In just the first two years of following her career, Cold Specks excelled in bizarrely disparate genres. While cutting her teeth on folk-leaning doom-soul, she's also shown herself an impressive lyricist, singer, and interpreter of trip-hop, electronica, soul, and jazz. She even provided backing vocals on Massive Attack's "Dead Editors." All of this sets the stage for her third album, 2017's Fool's Paradise.

Tuesday, January 16, 2018

Kronos Quartet

Kronos Quartet is one of my favorite music groups. I first saw them perform live in 1989 or 1990, and as the cliche goes, they changed my life.

I had studied music since I was a child. I am a classically trained pianist, and in high school and college, I played both oboe and horn. I knew classical music and could pronounce "Wagner" and "Chopin" correctly. But Kronos Quartet revealed the world of new music to me. And for that, I will be forever grateful.

I have since seen them perform multiple times, and I have many of their recordings. Sometimes I seek out a specific track or movement for a particular mood; other times I put on an album or my entire playlist and let what comes come, especially while I'm writing.
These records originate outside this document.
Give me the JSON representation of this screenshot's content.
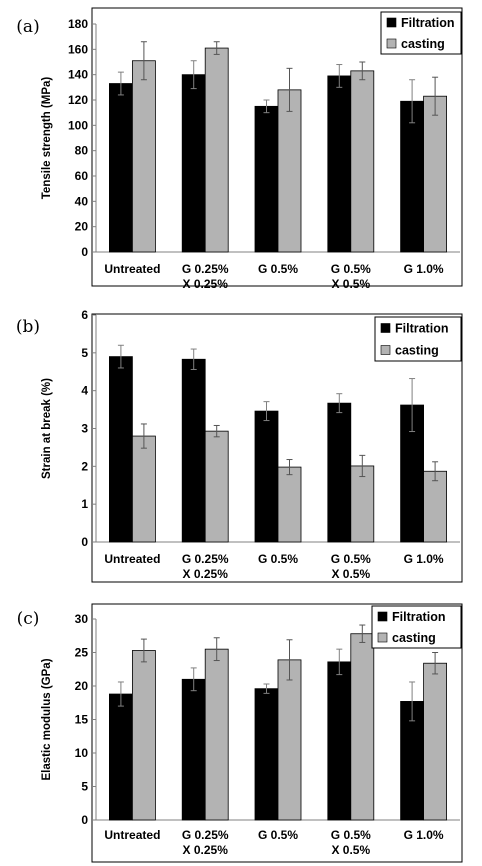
{
  "colors": {
    "filtration": "#000000",
    "casting": "#b3b3b3",
    "axis": "#808080",
    "frame": "#000000"
  },
  "chart_data": [
    {
      "type": "bar",
      "panel_label": "(a)",
      "ylabel": "Tensile strength (MPa)",
      "ylim": [
        0,
        180
      ],
      "yticks": [
        "0",
        "20",
        "40",
        "60",
        "80",
        "100",
        "120",
        "140",
        "160",
        "180"
      ],
      "categories": [
        "Untreated",
        "G 0.25%\nX 0.25%",
        "G 0.5%",
        "G 0.5%\nX 0.5%",
        "G 1.0%"
      ],
      "legend_position": "top-right",
      "series": [
        {
          "name": "Filtration",
          "values": [
            133,
            140,
            115,
            139,
            119
          ],
          "errors": [
            9,
            11,
            5,
            9,
            17
          ]
        },
        {
          "name": "casting",
          "values": [
            151,
            161,
            128,
            143,
            123
          ],
          "errors": [
            15,
            5,
            17,
            7,
            15
          ]
        }
      ]
    },
    {
      "type": "bar",
      "panel_label": "(b)",
      "ylabel": "Strain at break (%)",
      "ylim": [
        0,
        6
      ],
      "yticks": [
        "0",
        "1",
        "2",
        "3",
        "4",
        "5",
        "6"
      ],
      "categories": [
        "Untreated",
        "G 0.25%\nX 0.25%",
        "G 0.5%",
        "G 0.5%\nX 0.5%",
        "G 1.0%"
      ],
      "legend_position": "top-right",
      "series": [
        {
          "name": "Filtration",
          "values": [
            4.9,
            4.83,
            3.46,
            3.67,
            3.62
          ],
          "errors": [
            0.3,
            0.27,
            0.25,
            0.25,
            0.7
          ]
        },
        {
          "name": "casting",
          "values": [
            2.8,
            2.93,
            1.98,
            2.01,
            1.87
          ],
          "errors": [
            0.32,
            0.15,
            0.2,
            0.28,
            0.25
          ]
        }
      ]
    },
    {
      "type": "bar",
      "panel_label": "(c)",
      "ylabel": "Elastic modulus (GPa)",
      "ylim": [
        0,
        30
      ],
      "yticks": [
        "0",
        "5",
        "10",
        "15",
        "20",
        "25",
        "30"
      ],
      "categories": [
        "Untreated",
        "G 0.25%\nX 0.25%",
        "G 0.5%",
        "G 0.5%\nX 0.5%",
        "G 1.0%"
      ],
      "legend_position": "top-right",
      "series": [
        {
          "name": "Filtration",
          "values": [
            18.8,
            21.0,
            19.6,
            23.6,
            17.7
          ],
          "errors": [
            1.8,
            1.7,
            0.7,
            1.9,
            2.9
          ]
        },
        {
          "name": "casting",
          "values": [
            25.3,
            25.5,
            23.9,
            27.8,
            23.4
          ],
          "errors": [
            1.7,
            1.7,
            3.0,
            1.3,
            1.6
          ]
        }
      ]
    }
  ]
}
Here are my Top Ten tracks performed by Kronos Quartet according iTunes:
  1. White Man Sleeps #4, composer Kevin Volans
  2. Adagio, composer Samuel Barber
  3. The Beatitudes, composer Vladimir Martynov
  4. String Quartet #5, Movement I, composer Philip Glass
  5. Schubert-Quintet (Unfinished), Movement I, composer Vladimir Martynov
  6. Schubert-Quintet (Unfinished), Movement II, composer Vladimir Martynov
  7. String Quartet #5, Movement IV, composer Philip Glass
  8. String Quartet #5, Movement II, composer Philip Glass
  9. String Quartet #5, Movement V, composer Philip Glass
  10. String Quartet #5, Movement III, composer Philip Glass
I don't know this from experience, but I suspect that the top four tracks will get you laid, if that's your thing. At the very least, they can help set the mood for some sweet lovemaking. But that mostly depends on your own fuckability.